Of course, the desire to see inside the working mind of a consumer is something marketers have been dreaming about for many years. What's significant is that technology has finally caught up to the aspirations and made it all possible-or at least possible to begin. Thirty years ago, for instance, researchers would measure pupil dilation and constriction as consumers watched ads, or hook them up to electrodes that detected skin dampness, in the hope that their bodies would give away their level of excitement. But the results of these early stabs at neurologically centered marketing were too primitive to be of much use. That's why analog tools like the focus group and the opinion poll have dominated market research.

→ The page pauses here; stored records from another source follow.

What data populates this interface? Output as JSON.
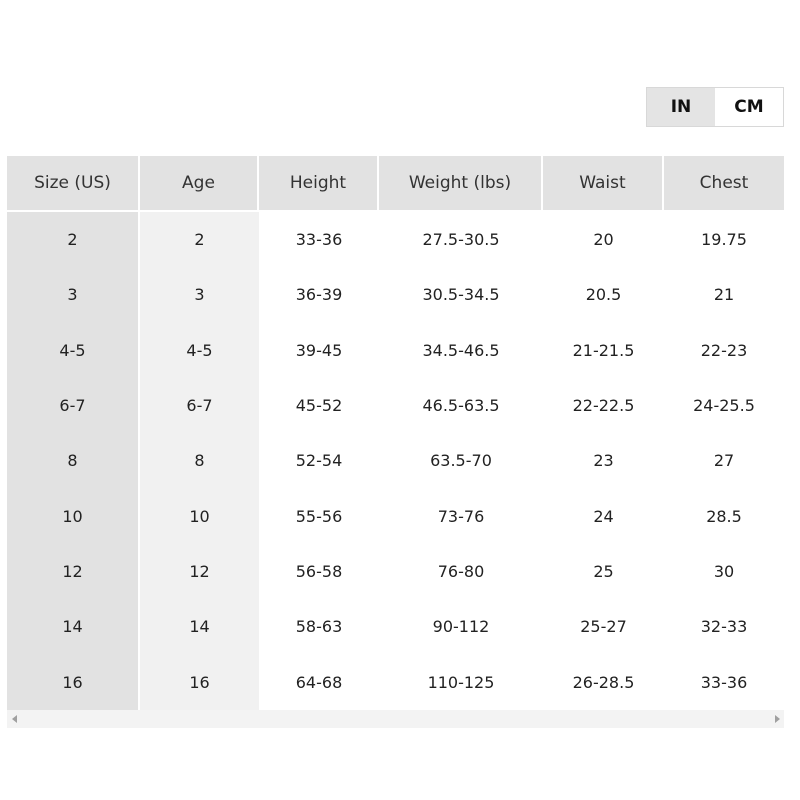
{
  "unit_toggle": {
    "options": [
      "IN",
      "CM"
    ],
    "selected": "IN"
  },
  "size_table": {
    "headers": [
      "Size (US)",
      "Age",
      "Height",
      "Weight (lbs)",
      "Waist",
      "Chest"
    ],
    "rows": [
      [
        "2",
        "2",
        "33-36",
        "27.5-30.5",
        "20",
        "19.75"
      ],
      [
        "3",
        "3",
        "36-39",
        "30.5-34.5",
        "20.5",
        "21"
      ],
      [
        "4-5",
        "4-5",
        "39-45",
        "34.5-46.5",
        "21-21.5",
        "22-23"
      ],
      [
        "6-7",
        "6-7",
        "45-52",
        "46.5-63.5",
        "22-22.5",
        "24-25.5"
      ],
      [
        "8",
        "8",
        "52-54",
        "63.5-70",
        "23",
        "27"
      ],
      [
        "10",
        "10",
        "55-56",
        "73-76",
        "24",
        "28.5"
      ],
      [
        "12",
        "12",
        "56-58",
        "76-80",
        "25",
        "30"
      ],
      [
        "14",
        "14",
        "58-63",
        "90-112",
        "25-27",
        "32-33"
      ],
      [
        "16",
        "16",
        "64-68",
        "110-125",
        "26-28.5",
        "33-36"
      ]
    ]
  },
  "scrollbar": {
    "left_icon": "triangle-left-icon",
    "right_icon": "triangle-right-icon"
  }
}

But the fMRI could well change all that.
More Than a Feeling
Marketers have traditionally assumed that we all have an "emotional" attachment to some brands that trumps our rational shopping choices. This is why Apple users happily pay hundreds of dollars more for a computer that does pretty much exactly the same things that a Dell computer does. Conversely, marketers believe brands we dislike are relegated to background noise. Apple people ignore Dell because, well, only squares buy from Dell, right? There's even a name for that noise: "clutter."

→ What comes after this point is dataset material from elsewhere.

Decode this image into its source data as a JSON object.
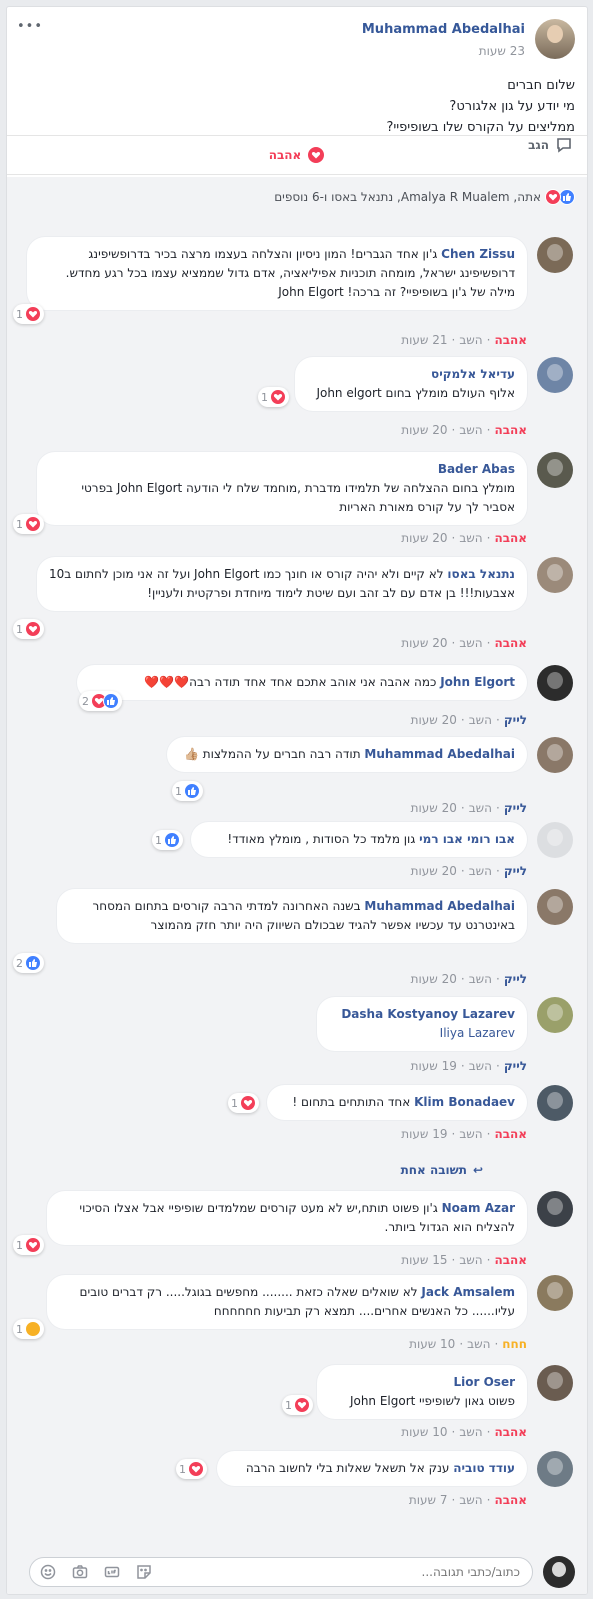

The problem with this theory is that's exactly what it is: theory. It's a presumption that needs to be tested. Hirsch's scanner is going to do that by chopping my brain horizontally into two-dozen slices, each one 4 mm thick. The machine will then dice my brain further, into "voxels," or units about the size of a rice grain. When I (which is to say, my brain) am exposed to brands that I like the most and ones I like the least, some of those voxels will call for extra blood. In this manner, the imager will be able to see which bits of my brain are active and which are simply twiddling their neural thumbs.
Though Hirsch's work marks the inaugural stages of this type of study, its marketplace applications are not lost on her. "We're opening the doors to do commercial work," she said. "It's extraordinarily exciting."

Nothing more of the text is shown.